I'm not a Hollywood bigwig by any stretch of the imagination, but did spend a long time in the corporate world and know that CBS/Paramount/Viacom wouldn't keep writing checks to Secret Hideout for another five years if the shows weren't meeting some kind of internal metrics. I've simply never seen it work that way in the corporate world. Nor would they have greenlit another high dollar project from Secret Hideout in Strange New Worlds.
So whatever one thinks of the quality of work, they need to get over the idea that Kurtzman is somehow failing and CBS/Paramount/Viacom is simply dumping tens of millions of dollars down the gutter to keep from looking bad. By the end of his second deal, Kurtzman will have been running the franchise for 10+ years, you don't stay around that long if the product you are selling is failing.
So I like LDS... I don't love it. I can't decide whether the twists are too silly/stupid or not silly enough, whether I want Boimler to be occasionally competent, or whether I want more or less parody specifically in the deconstruction of Berman Trek. But it's the best Trek on right now. I could not re-subscribe though (yet), because neither Prod nor LDS felt like reason enough to subscribe to the other.
Do we even know ST's streaming metrics, or the economy of streaming in general? I have to believe some basic input/output still matters. Kurtzman Trek presumably costs a lot more than Berman, and yet supposedly doesn't even deliver the number of people that couldn't keep ENT on the air (a presumption that was regularly thrown in my face whenever I cited Berman Trek's ruler-steady viewership decline but was still known to be defending STD). I can easily believe STP has been more successful; whether curious viewers will stick around may be another matter.

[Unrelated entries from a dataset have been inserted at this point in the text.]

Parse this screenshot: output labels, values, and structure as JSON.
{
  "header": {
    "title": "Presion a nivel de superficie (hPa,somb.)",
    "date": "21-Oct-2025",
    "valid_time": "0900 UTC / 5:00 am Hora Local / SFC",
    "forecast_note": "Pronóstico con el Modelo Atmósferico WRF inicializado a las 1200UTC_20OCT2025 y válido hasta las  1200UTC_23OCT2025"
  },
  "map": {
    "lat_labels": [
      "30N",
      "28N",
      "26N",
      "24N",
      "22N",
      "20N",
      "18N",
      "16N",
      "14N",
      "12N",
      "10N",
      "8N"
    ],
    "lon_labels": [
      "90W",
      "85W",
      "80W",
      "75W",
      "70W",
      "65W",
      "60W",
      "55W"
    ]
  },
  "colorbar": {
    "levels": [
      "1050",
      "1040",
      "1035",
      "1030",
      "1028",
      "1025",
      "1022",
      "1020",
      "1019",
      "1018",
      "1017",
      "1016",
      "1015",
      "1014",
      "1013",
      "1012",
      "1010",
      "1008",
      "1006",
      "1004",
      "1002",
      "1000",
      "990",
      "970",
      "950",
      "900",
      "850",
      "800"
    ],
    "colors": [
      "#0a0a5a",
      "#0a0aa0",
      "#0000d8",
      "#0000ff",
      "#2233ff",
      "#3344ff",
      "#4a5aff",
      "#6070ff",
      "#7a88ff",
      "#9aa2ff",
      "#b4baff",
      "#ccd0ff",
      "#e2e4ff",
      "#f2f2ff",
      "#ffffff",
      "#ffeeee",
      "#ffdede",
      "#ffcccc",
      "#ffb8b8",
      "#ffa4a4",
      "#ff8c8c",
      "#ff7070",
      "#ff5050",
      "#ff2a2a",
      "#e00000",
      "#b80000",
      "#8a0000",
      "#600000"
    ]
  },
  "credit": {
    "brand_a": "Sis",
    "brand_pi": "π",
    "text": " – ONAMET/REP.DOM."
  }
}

Thing is, they can't even sell STD to a wider audience after they decided to re-tool it. Those numbers may go down, they're not going to go up. I really expected STP to replace it as their flagship show (So far I was wrong). Other people on here have acknowledged STD as a "zombie show" that couldn't be allowed to fail. And even on this thread, people acknowledge that ST's modern press releases lack substance. You're never going to hear anything from Paramount other than "We couldn't be happier how it's performing..." Rick Berman would say the same things over and over, but at least he would acknowledge "This year, the ratings slipped a bit," (You'd be expected to forget he said the same last year, as he went on to tease some of the changes he again hoped would reverse the trend).
If Paramount is really "just fine" with how the streaming shows are going, that means there's no incentive to do better. That there's nothing REALLY in need of improvement, that it doesn't matter whether these writers' rooms overcome whatever producer micro-management prevents them from crafting a coherent story, that it doesn't matter whether they understand science fiction (as opposed to just making stuff up to close out an episode and move on)... that whatever happens, it's doing "just fine." Which means it's now up to the fans to be "just fine" with it.
Does anyone LOVE Kurtzman Trek? As in actually prefer it over every other version (Classic, Roddenberry, Bennett/Meyer, Abrams, Berman) and vehemently defend it as the best? Or are the fans who regard disillusioned skeptics like myself as haters merely "just fine" with it? I don't listen to Midnight's Edge, nor believe Kurtzman has been fired twelve times. And I couldn't keep track when each five year contract goes/went into effect.
I know there are fans who love/prefer Berman Trek the most. Regard it as having set the parameters of "canon" or consider it bestowed with some interpretive authority which every other version of Trek is denied. When the eyerolls and scoffing of fellow Trek buddies during VOY (over anything that had become too familiar by that point) really started getting to me, I had to realize there was already too large a volume of ST to be "just fine" with it. You had competition like B5, Farscape and Firefly that had to
get in there and
fight for their time in the sun; those shows couldn't afford to be "just fine." We'd already had such stylistically-diverse entries as TWOK, TVH, TUC... which was like eating NY steak, sirloin steak, and then lobster. Now we were eating fried fish and hamburger. In 2009 we had steak again, perhaps over-seasoned with too many calories, and then over time the venue stopped serving it any way but well done. Today I think we're eating sloppy joe and battered chicken nuggets. I get my salmon and rice from Apple+'s Foundation. I also just saw DUNE and absolutely loved it.
When people insist it must be doing well because otherwise they wouldn't keep greenlighting more of it, do they make the calculation that this means maybe there IS no more "You'll see, it's getting better, STD-2 will be the real test. STP will be the real test. STD-3 will be the real test. S4 will be the real test. SNW will be the real test... "?
I can't be "just fine" with there simply being more Trek. (Even if it's the movies, which I always preferred).
I would generally want the two (TV/movies) to be under differing leadership. But I don't own the IP nor do I sign the checks, so my thoughts on that particular subject are about as valuable as what I left in the toilet a couple of hours ago.
Since I happen to share those thoughts , I'd say they're at least as valuable as anything I happened to pick up at Albertsons this morning. Admittedly it doesn't mean capitalism will even blink at them.